Consider boundary setting as the secret sauce for protecting what matters most to you and preventing you from slipping down the path of burnout.
Swap “Talking the Talk but not Walking the Walk” when it comes to well-being and instead “Be a Champion for Your Own Well-being.”
“ I have to put my pride aside. I have to do what’s right for me and focus on my mental health and not jeopardize my health and well-being.” – Simone Biles
When Simone Biles made the decision to not to participate in a portion of the 2021 Olympic Games, she taught a tremendous leadership lesson to the world. She led a masterclass in how to advocate for your own mental well-being bravely and respectfully.

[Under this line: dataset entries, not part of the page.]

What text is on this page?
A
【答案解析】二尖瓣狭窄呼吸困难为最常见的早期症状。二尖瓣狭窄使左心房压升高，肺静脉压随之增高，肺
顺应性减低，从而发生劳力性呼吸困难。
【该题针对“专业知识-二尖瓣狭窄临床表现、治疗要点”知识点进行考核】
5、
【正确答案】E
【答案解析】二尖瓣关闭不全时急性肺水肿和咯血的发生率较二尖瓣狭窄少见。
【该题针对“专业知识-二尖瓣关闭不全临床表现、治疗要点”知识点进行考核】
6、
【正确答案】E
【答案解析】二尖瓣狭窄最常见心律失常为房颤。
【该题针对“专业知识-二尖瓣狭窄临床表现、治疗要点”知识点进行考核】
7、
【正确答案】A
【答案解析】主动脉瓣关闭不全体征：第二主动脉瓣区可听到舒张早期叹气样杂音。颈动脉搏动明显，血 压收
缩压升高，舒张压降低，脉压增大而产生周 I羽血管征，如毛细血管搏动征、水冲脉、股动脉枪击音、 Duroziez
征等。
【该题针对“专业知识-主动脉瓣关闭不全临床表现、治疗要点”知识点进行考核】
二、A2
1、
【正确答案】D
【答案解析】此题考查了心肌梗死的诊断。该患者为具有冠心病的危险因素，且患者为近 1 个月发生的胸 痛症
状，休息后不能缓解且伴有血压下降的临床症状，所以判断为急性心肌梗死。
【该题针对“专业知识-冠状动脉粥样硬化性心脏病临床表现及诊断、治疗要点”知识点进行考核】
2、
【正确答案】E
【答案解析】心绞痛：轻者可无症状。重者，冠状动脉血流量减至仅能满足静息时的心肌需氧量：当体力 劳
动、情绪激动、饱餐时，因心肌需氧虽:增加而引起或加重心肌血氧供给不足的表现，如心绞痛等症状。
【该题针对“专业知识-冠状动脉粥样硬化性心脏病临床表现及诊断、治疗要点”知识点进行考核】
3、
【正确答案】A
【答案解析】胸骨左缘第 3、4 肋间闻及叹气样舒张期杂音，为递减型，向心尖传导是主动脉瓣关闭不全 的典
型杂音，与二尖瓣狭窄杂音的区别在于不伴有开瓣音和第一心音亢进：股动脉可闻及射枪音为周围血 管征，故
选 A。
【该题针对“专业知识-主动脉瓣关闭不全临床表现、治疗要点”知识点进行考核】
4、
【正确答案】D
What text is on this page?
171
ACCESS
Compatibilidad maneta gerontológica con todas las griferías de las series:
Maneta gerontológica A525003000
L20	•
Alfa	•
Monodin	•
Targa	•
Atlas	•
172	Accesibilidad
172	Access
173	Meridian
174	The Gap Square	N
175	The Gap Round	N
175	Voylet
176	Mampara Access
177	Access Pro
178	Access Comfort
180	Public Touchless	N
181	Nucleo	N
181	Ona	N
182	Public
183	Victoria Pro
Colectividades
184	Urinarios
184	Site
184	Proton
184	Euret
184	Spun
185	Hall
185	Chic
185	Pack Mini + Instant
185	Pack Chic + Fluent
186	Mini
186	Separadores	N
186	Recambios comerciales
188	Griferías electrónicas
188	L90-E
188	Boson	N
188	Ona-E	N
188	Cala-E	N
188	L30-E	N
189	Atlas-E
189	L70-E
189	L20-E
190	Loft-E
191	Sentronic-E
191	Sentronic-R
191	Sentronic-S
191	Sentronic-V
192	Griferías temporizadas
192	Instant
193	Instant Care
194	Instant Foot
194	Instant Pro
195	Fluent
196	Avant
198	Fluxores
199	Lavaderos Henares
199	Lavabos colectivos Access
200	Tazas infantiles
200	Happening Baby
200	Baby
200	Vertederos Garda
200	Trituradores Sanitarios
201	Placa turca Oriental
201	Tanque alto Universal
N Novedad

Not an easy thing to do – especially in front of a global audience.
Here’s the thing, just as we were rooting for Simone from behind our screens, we also can show that high level of support for when someone close to us needs to step back and take a break. We get that it’s crucial, and we want them to not only perform well in whatever they do – but we want them to BE well, too.
But what about us in the workplace? As leaders, are we championing our own mental well-being and encouraging others to do the same? Studies show that workers want their leadership to talk about mental health even though 60% of employees say they haven’t felt comfortable speaking about mental health at work. Perhaps they need an example?
Well-being goes beyond personal responsibility. It is not enough for companies to say through brochures and webinars that people should prioritize well-being. Leaders, and even the workplace culture itself, must meet them half-way – demonstrating what it looks like to choose well-being over being a workaholic. And I don’t think being a workaholic is something that anyone should ever brag about anymore. We know that it’s about as fulfilling as those imaginary sandwiches we made earlier.
Which mindset swap are you willing to make this week? Whether it’s learning to be more personable with employees, protecting your time and energy through boundary setting, or championing your own well-being, simple swaps can lead to major transformation over the course of your leadership career…just like swapping the carbs for the lettuce on our sandwich can lead to major transformation of your waistline. I’m not saying it is easy, and sometimes it may take time to get used to the new taste, but the payoff is worth the swap. Enjoy!